The answer to everything is, disappointingly, No. Well, I take it back. I did call the kids, of course, to wish them a Merry Christmas and to see how they were. They were in fine fettle, sweet and kind, though anxious to get back to things that needed to be unwrapped. The presents they got over there were better than the ones they got here, which is a bit of a–well, a Christmas buzzkill, as a friend of mine said. But what can you do. Oddly enough, I took it in stride. Since my separation began, I have found that the things I expect to upset me almost never do. When I’m slammed by grief, it usually comes from some unanticipated source. And so, Christmas wasn’t half as bad as I’d feared. It wasn’t great, by any standards, but neither was it miserable.
I’m as surprised as you are. I think this holiday was the natural result of a slow, sometimes barely discernable improvement. The kids were happy. Their father even seemed happy. I saw my mother-out-law, and she seemed happy. She gave me a book, and I gave her a book, and we embraced warmly and chatted. We–the kids, their father and I, and even our peripheral family and friends–are all getting used to the divorce. It’s funny, because I still feel that I am winging it nine-tenths of the time. My weeks are varied, and confusing, and often chaotic–there is no routine I’ve got down pat. Yet we are all thriving, which feels like the best kind of year-end triumph–all my dire worries that I’d destroyed the family by ending the marriage have not come to pass.

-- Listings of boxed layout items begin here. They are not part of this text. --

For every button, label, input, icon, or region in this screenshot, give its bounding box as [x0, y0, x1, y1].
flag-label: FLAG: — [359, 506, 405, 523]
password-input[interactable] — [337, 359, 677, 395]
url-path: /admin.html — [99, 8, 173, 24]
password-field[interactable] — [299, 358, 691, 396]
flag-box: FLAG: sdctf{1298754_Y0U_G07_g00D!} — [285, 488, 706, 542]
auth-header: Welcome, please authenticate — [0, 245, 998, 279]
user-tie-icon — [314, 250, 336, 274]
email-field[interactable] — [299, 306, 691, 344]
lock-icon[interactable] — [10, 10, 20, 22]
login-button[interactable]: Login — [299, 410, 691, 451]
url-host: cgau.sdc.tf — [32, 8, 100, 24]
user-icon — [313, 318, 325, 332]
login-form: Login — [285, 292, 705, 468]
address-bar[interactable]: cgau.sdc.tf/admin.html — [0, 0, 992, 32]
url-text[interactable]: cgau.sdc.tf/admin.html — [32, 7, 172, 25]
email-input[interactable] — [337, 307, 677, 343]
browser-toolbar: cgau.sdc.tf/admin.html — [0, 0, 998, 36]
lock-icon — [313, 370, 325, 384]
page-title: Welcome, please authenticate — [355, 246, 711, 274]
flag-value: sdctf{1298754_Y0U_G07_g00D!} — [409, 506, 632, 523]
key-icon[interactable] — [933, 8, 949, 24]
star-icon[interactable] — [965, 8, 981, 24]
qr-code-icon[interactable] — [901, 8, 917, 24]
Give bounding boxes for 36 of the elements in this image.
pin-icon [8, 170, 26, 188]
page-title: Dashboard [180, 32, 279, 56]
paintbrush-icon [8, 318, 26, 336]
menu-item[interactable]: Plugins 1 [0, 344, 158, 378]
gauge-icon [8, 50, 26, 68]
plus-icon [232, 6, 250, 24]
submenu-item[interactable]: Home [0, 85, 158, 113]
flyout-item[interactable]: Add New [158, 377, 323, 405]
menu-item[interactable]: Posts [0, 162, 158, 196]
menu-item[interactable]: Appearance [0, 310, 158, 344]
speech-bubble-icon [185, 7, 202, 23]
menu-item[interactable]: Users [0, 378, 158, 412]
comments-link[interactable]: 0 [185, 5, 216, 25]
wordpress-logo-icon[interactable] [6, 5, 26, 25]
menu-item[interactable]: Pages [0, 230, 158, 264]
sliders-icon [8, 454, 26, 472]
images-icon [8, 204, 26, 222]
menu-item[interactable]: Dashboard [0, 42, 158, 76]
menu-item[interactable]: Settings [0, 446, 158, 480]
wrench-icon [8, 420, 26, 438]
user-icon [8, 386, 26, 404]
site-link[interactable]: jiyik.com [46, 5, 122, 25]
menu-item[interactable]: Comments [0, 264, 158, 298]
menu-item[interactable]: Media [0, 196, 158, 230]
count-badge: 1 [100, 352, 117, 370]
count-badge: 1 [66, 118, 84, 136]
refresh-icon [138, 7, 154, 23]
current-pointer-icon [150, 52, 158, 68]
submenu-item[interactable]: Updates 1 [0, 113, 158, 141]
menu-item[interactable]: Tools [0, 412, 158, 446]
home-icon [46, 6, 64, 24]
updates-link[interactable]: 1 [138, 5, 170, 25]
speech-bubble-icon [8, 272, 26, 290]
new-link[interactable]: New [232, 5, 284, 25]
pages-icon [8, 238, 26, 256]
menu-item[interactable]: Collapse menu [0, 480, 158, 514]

On Christmas, I wrote this on my other website–a post that has nothing to do with divorce. But I have gotten rather off track on this blog, and will begin the new year by getting back to the story of my separation, the mediation that (spoiler alert!) failed, and how we all muddled through those first wretched months of living apart. Happy New Year to all of you, and thank you, as ever, for reading and commenting. Everything continues to get better, because of all of you.